Xavier Van Bellinghen 1 , 2 , 3 , Ysia Idoux-Gillet 1 , 2 , Marion Pugliano 1 , 2 , Marion Strub 1 , 2 , 3 , Fabien Bornert 1 , 2 , 3 , Francois Clauss 1 , 2 , 3 , Pascale Schwinté 1 , 2 , Laetitia Keller 1 , 2 , Nadia Benkirane-Jessel 1 , Sabine Kuchler-Bopp 1 , Jean Christophe Lutz 1 , 3 , 4 , Florence Fioretti 1 , 2 , 3 , *
02 February 2018
The temporomandibular joint (TMJ) is an articulation formed between the temporal bone and the mandibular condyle which is commonly affected. These affections are often so painful during fundamental oral activities that patients have lower quality of life. Limitations of therapeutics for severe TMJ diseases have led to increased interest in regenerative strategies combining stem cells, implantable scaffolds and well-targeting bioactive molecules. To succeed in functional and structural regeneration of TMJ is very challenging. Innovative strategies and biomaterials are absolutely crucial because TMJ can be considered as one of the most difficult tissues to regenerate due to its limited healing capacity, its unique histological and structural properties and the necessity for long-term prevention of its ossified or fibrous adhesions.

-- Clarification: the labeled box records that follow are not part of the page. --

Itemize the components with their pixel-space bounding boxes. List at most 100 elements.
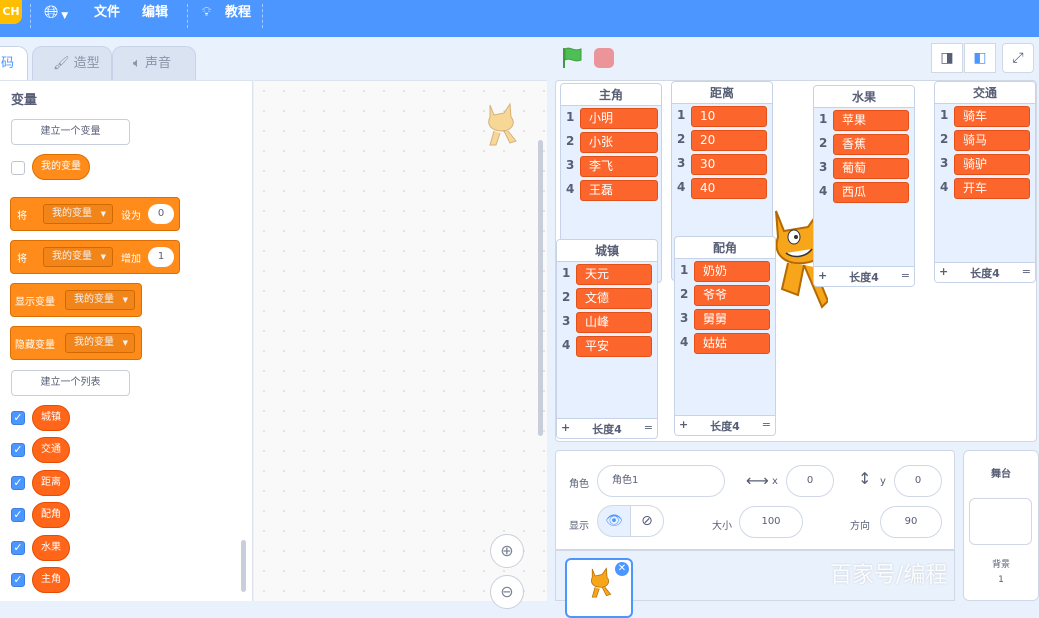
change-variable-block[interactable]: 将 我的变量 增加 1 (10, 240, 180, 274)
small-stage-icon[interactable]: ◨ (931, 43, 963, 73)
make-variable-button[interactable]: 建立一个变量 (11, 119, 130, 145)
list-checkbox[interactable]: ✓ (11, 411, 25, 425)
list-item-value[interactable]: 骑车 (954, 106, 1030, 127)
list-item-value[interactable]: 姑姑 (694, 333, 770, 354)
direction-input[interactable]: 90 (880, 506, 942, 538)
show-label: 显示 (569, 521, 589, 532)
show-hidden-eye-icon[interactable]: ⊘ (630, 505, 664, 537)
y-input[interactable]: 0 (894, 465, 942, 497)
menu-file[interactable]: 文件 (94, 0, 120, 26)
list-item-value[interactable]: 平安 (576, 336, 652, 357)
fullscreen-icon[interactable]: ⤢ (1002, 43, 1034, 73)
sprite-cat-icon (488, 102, 517, 146)
list-item-value[interactable]: 30 (691, 154, 767, 175)
change-value-input[interactable]: 1 (148, 247, 174, 267)
list-item-value[interactable]: 舅舅 (694, 309, 770, 330)
list-monitor[interactable]: 水果 1 苹果 2 香蕉 3 葡萄 4 西瓜 + 长度4 = (813, 85, 915, 287)
list-reporter[interactable]: 水果 (32, 535, 70, 561)
list-checkbox[interactable]: ✓ (11, 541, 25, 555)
list-item-value[interactable]: 王磊 (580, 180, 658, 201)
list-item-value[interactable]: 西瓜 (833, 182, 909, 203)
list-reporter[interactable]: 主角 (32, 567, 70, 593)
my-variable-checkbox[interactable] (11, 161, 25, 175)
set-variable-block[interactable]: 将 我的变量 设为 0 (10, 197, 180, 231)
watermark: 百家号/编程 (830, 563, 948, 588)
stage-thumbnail[interactable] (969, 498, 1032, 545)
workspace-scrollbar[interactable] (538, 140, 543, 436)
list-item: 4 姑姑 (675, 331, 775, 355)
list-checkbox[interactable]: ✓ (11, 573, 25, 587)
variable-dropdown[interactable]: 我的变量 (65, 290, 135, 310)
list-item-value[interactable]: 爷爷 (694, 285, 770, 306)
list-item-value[interactable]: 奶奶 (694, 261, 770, 282)
menu-edit[interactable]: 编辑 (142, 0, 168, 26)
sprite-thumbnail[interactable]: ✕ (565, 558, 633, 618)
block-text: 将 (17, 211, 27, 222)
list-monitor[interactable]: 交通 1 骑车 2 骑马 3 骑驴 4 开车 + 长度4 = (934, 81, 1036, 283)
list-monitor[interactable]: 城镇 1 天元 2 文德 3 山峰 4 平安 + 长度4 = (556, 239, 658, 439)
tab-sounds[interactable]: 🔈︎ 声音 (112, 46, 196, 82)
list-item-value[interactable]: 40 (691, 178, 767, 199)
list-item-value[interactable]: 开车 (954, 178, 1030, 199)
list-checkbox[interactable]: ✓ (11, 443, 25, 457)
list-reporter[interactable]: 交通 (32, 437, 70, 463)
tab-code[interactable]: 码 (0, 46, 28, 82)
list-item-value[interactable]: 骑驴 (954, 154, 1030, 175)
menu-divider (262, 4, 263, 28)
list-reporter[interactable]: 配角 (32, 502, 70, 528)
list-item-value[interactable]: 香蕉 (833, 134, 909, 155)
list-checkbox[interactable]: ✓ (11, 508, 25, 522)
zoom-in-icon[interactable]: ⊕ (490, 534, 524, 568)
size-input[interactable]: 100 (739, 506, 803, 538)
list-item-value[interactable]: 山峰 (576, 312, 652, 333)
list-checkbox[interactable]: ✓ (11, 476, 25, 490)
resize-handle-icon[interactable]: = (1022, 265, 1031, 278)
tab-sounds-label: 声音 (144, 56, 171, 71)
tab-costumes[interactable]: 🖌︎ 造型 (32, 46, 112, 82)
list-item-value[interactable]: 文德 (576, 288, 652, 309)
list-footer: + 长度4 = (675, 415, 775, 435)
code-workspace[interactable] (254, 80, 547, 601)
set-value-input[interactable]: 0 (148, 204, 174, 224)
variable-dropdown[interactable]: 我的变量 (65, 333, 135, 353)
show-variable-block[interactable]: 显示变量 我的变量 (10, 283, 142, 317)
list-item-value[interactable]: 10 (691, 106, 767, 127)
palette-section-title: 变量 (11, 93, 38, 108)
scratch-logo[interactable]: CH (0, 0, 22, 24)
list-footer: + 长度4 = (557, 418, 657, 438)
list-reporter[interactable]: 城镇 (32, 405, 70, 431)
palette-scrollbar[interactable] (241, 540, 246, 592)
list-monitor[interactable]: 配角 1 奶奶 2 爷爷 3 舅舅 4 姑姑 + 长度4 = (674, 236, 776, 436)
zoom-out-icon[interactable]: ⊖ (490, 575, 524, 609)
menu-tutorials[interactable]: 教程 (225, 0, 251, 26)
green-flag-icon[interactable] (560, 46, 584, 70)
show-visible-eye-icon[interactable]: 👁︎ (597, 505, 631, 537)
list-item-value[interactable]: 天元 (576, 264, 652, 285)
list-item-value[interactable]: 葡萄 (833, 158, 909, 179)
hide-variable-block[interactable]: 隐藏变量 我的变量 (10, 326, 142, 360)
list-item: 3 30 (672, 152, 772, 176)
list-item-value[interactable]: 李飞 (580, 156, 658, 177)
list-item-value[interactable]: 小明 (580, 108, 658, 129)
list-reporter[interactable]: 距离 (32, 470, 70, 496)
list-item-value[interactable]: 小张 (580, 132, 658, 153)
stop-icon[interactable] (594, 48, 614, 68)
my-variable-reporter[interactable]: 我的变量 (32, 154, 90, 180)
sprite-name-input[interactable]: 角色1 (597, 465, 725, 497)
normal-stage-icon[interactable]: ◧ (964, 43, 996, 73)
resize-handle-icon[interactable]: = (762, 418, 771, 431)
stage-selector[interactable]: 舞台 背景 1 (963, 450, 1039, 601)
variable-dropdown[interactable]: 我的变量 (43, 247, 113, 267)
variable-dropdown[interactable]: 我的变量 (43, 204, 113, 224)
list-item-value[interactable]: 苹果 (833, 110, 909, 131)
resize-handle-icon[interactable]: = (644, 421, 653, 434)
list-item-value[interactable]: 20 (691, 130, 767, 151)
list-title: 水果 (814, 86, 914, 108)
make-list-button[interactable]: 建立一个列表 (11, 370, 130, 396)
x-input[interactable]: 0 (786, 465, 834, 497)
resize-handle-icon[interactable]: = (901, 269, 910, 282)
language-globe-icon[interactable]: 🌐︎ ▼ (44, 0, 68, 26)
delete-sprite-icon[interactable]: ✕ (615, 562, 629, 576)
lightbulb-icon[interactable]: 💡︎ (202, 0, 211, 26)
list-item-value[interactable]: 骑马 (954, 130, 1030, 151)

The ideal approach for TMJ regeneration is a unique scaffold functionalized with an osteochondral molecular gradient containing a single stem cell population able to undergo osteogenic and chondrogenic differentiation such as BMSCs, ADSCs or DPSCs. The key for this complex regeneration is the functionalization with active molecules such as IGF-1, TGF-β1 or bFGF. This regeneration can be optimized by nano/micro-assisted functionalization and by spatiotemporal drug delivery systems orchestrating the 3D formation of TMJ tissues.